TW: Mentions of mental health conditions – anxiety and depression.

No one likes going to the doctors. No offence to our GPs out there, you guys are doing a great job, but the whole procedure is just such a faff. Mustering up the energy to get up and ring the doctors at opening time, hitting redial a billion times as you compete with fellow patients for one of the precious appointments, having to get the time off from work or finding someone to look after the kids… It’s just hard work and quite frankly a responsibility as an adult that none of us had really thought about until we had to do it.

Still, if your cough lingers long enough that you’re pretty sure it’s a chest infection, you find the drive to get your butt into gear and off you trot to get your necessary medication. With mental health issues, things aren’t that easy.

Mental health issues are some of the hardest things to visit your doctor about, because your illness literally works against you to stop you from going. With anxiety, for example, you realise things aren’t quite right but your anxiety can hold you prisoner; preventing you from seeking medical attention.

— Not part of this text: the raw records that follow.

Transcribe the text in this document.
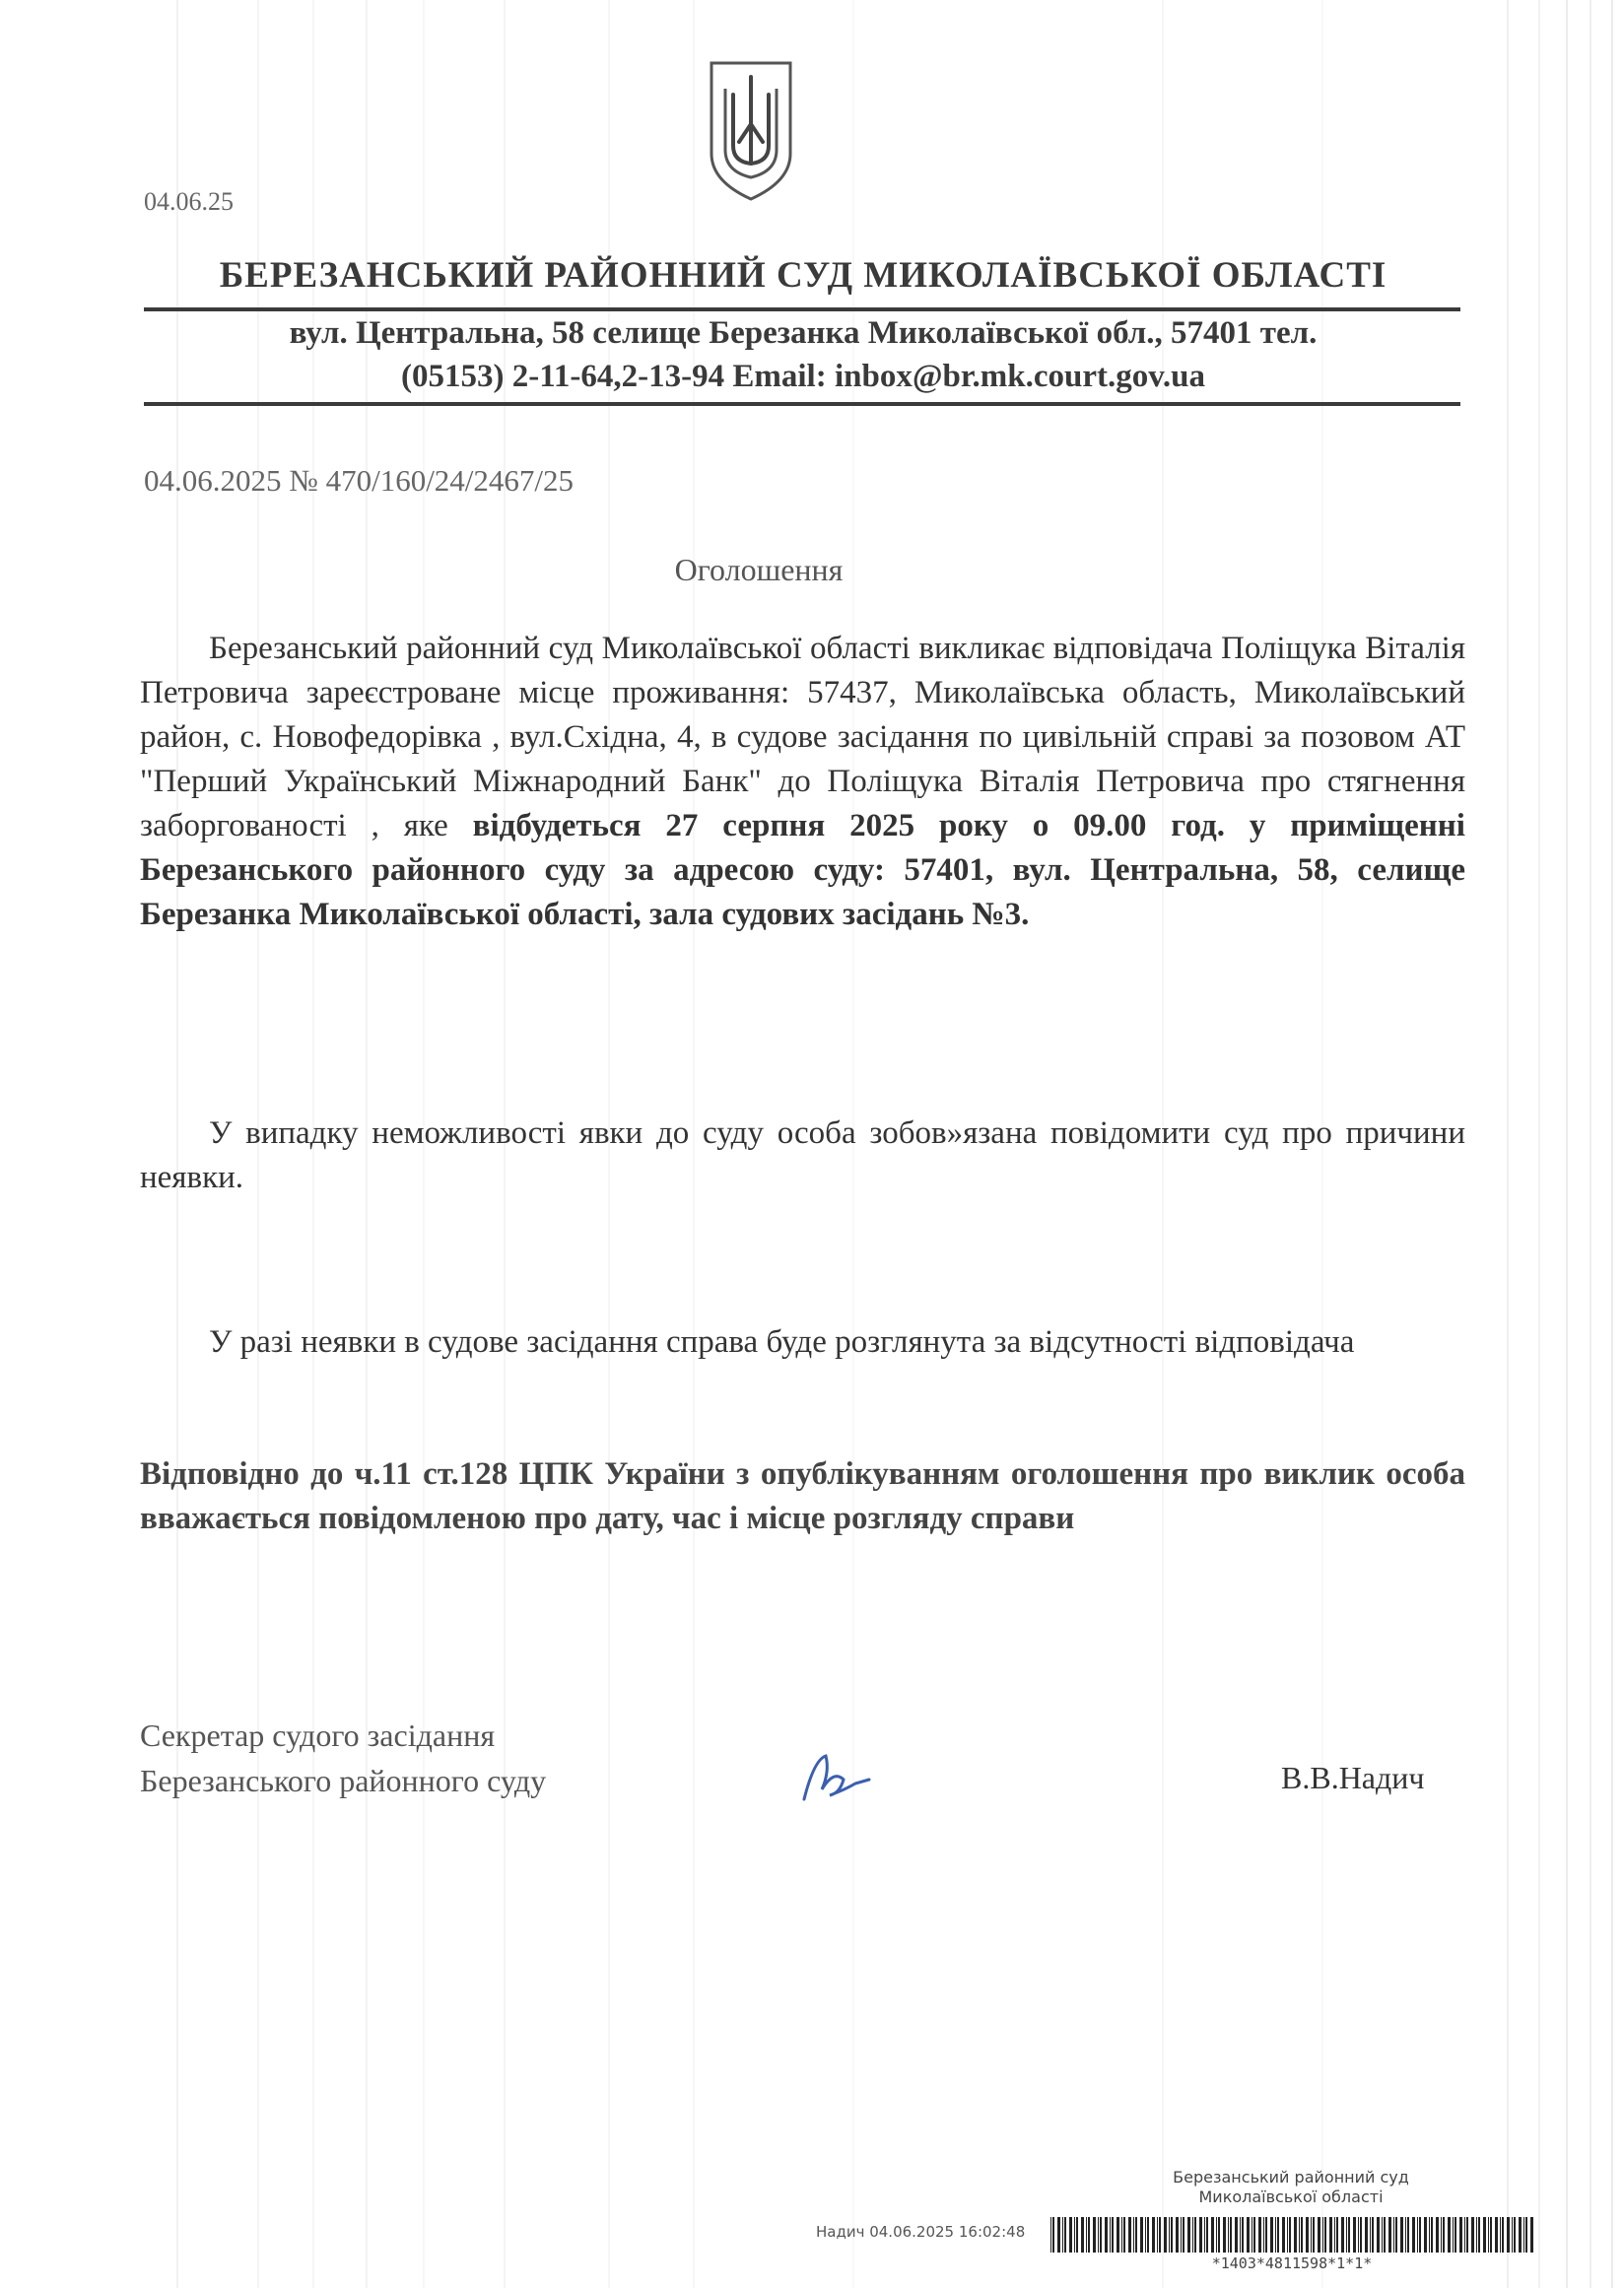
04.06.25
БЕРЕЗАНСЬКИЙ РАЙОННИЙ СУД МИКОЛАЇВСЬКОЇ ОБЛАСТІ
вул. Центральна, 58 селище Березанка Миколаївської обл., 57401 тел.
(05153) 2-11-64,2-13-94 Email: inbox@br.mk.court.gov.ua
04.06.2025 № 470/160/24/2467/25
Оголошення
Березанський районний суд Миколаївської області викликає відповідача Поліщука Віталія Петровича зареєстроване місце проживання: 57437, Миколаївська область, Миколаївський район, с. Новофедорівка , вул.Східна, 4, в судове засідання по цивільній справі за позовом АТ "Перший Український Міжнародний Банк" до Поліщука Віталія Петровича про стягнення заборгованості , яке відбудеться 27 серпня 2025 року о 09.00 год. у приміщенні Березанського районного суду за адресою суду: 57401, вул. Центральна, 58, селище Березанка Миколаївської області, зала судових засідань №3.
У випадку неможливості явки до суду особа зобов»язана повідомити суд про причини неявки.
У разі неявки в судове засідання справа буде розглянута за відсутності відповідача
Відповідно до ч.11 ст.128 ЦПК України з опублікуванням оголошення про виклик особа вважається повідомленою про дату, час і місце розгляду справи
Секретар судого засідання
Березанського районного суду	В.В.Надич
Березанський районний суд
Миколаївської області
Надич 04.06.2025 16:02:48
*1403*4811598*1*1*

You’re too worried to ask for help. What if the doctor thinks you’re a hypochondriac? What if you see someone you know in the waiting room and they ask why you’re there? What would they think? Is putting yourself out there and admitting you’re struggling really worth the risk? No, it seems much safer to stay quiet and deal with it yourself… and therein lies the danger.  Like many ailments, if you don’t get the proper treatment, mental health issues can become serious quickly until they are majorly affecting your life.

“Talking to someone who has been where you are now can be therapeutic in itself and they may be able to rationalise your worries and help you get the help you need”

It’s a tough one to handle, especially if it’s your first time experiencing these symptoms, but even those of us who have been dealing with these illnesses for many years can still find it difficult. Trying to determine if your decisions are based in sound logic or if your logic is becoming skewed by irrational fears is often hard to determine on your own. My advice would be to talk to someone. Someone you know, trust, and ideally has some experience with mental health. Talking to someone who has been where you are now can be therapeutic in itself and they may be able to rationalise your worries and help you get the help you need. If there’s no one you know that you feel you can talk to, you can always call the Samaritans on 116123 or text Papyrus on 07786209697at any time, day or night. The important thing is to talk to someone.

My final plea is this. Even if you have never suffered from mental health issues and you don’t understand them, please never discourage someone else from seeking medical advice. Any part of your body can go wrong and require intervention. You wouldn’t advise someone against going to the doctors for any other illness, so don’t do it for this.

“Mental illnesses are just that. Illnesses.”

In the past when I have spoken to a friend about going to the doctors regarding my depression I received the response ‘I don’t believe you need help for that type of thing. Just be more positive’. Luckily I’d been dealing with this long enough to brush off the comment and get the help I needed, but this type of comment could literally be fatal to someone who isn’t used to dealing with it. Mental illnesses are just that. Illnesses. They need to be treated as such and not just swept under the carpet by a society that finds it difficult to confront the idea that not everyone is feeling fine.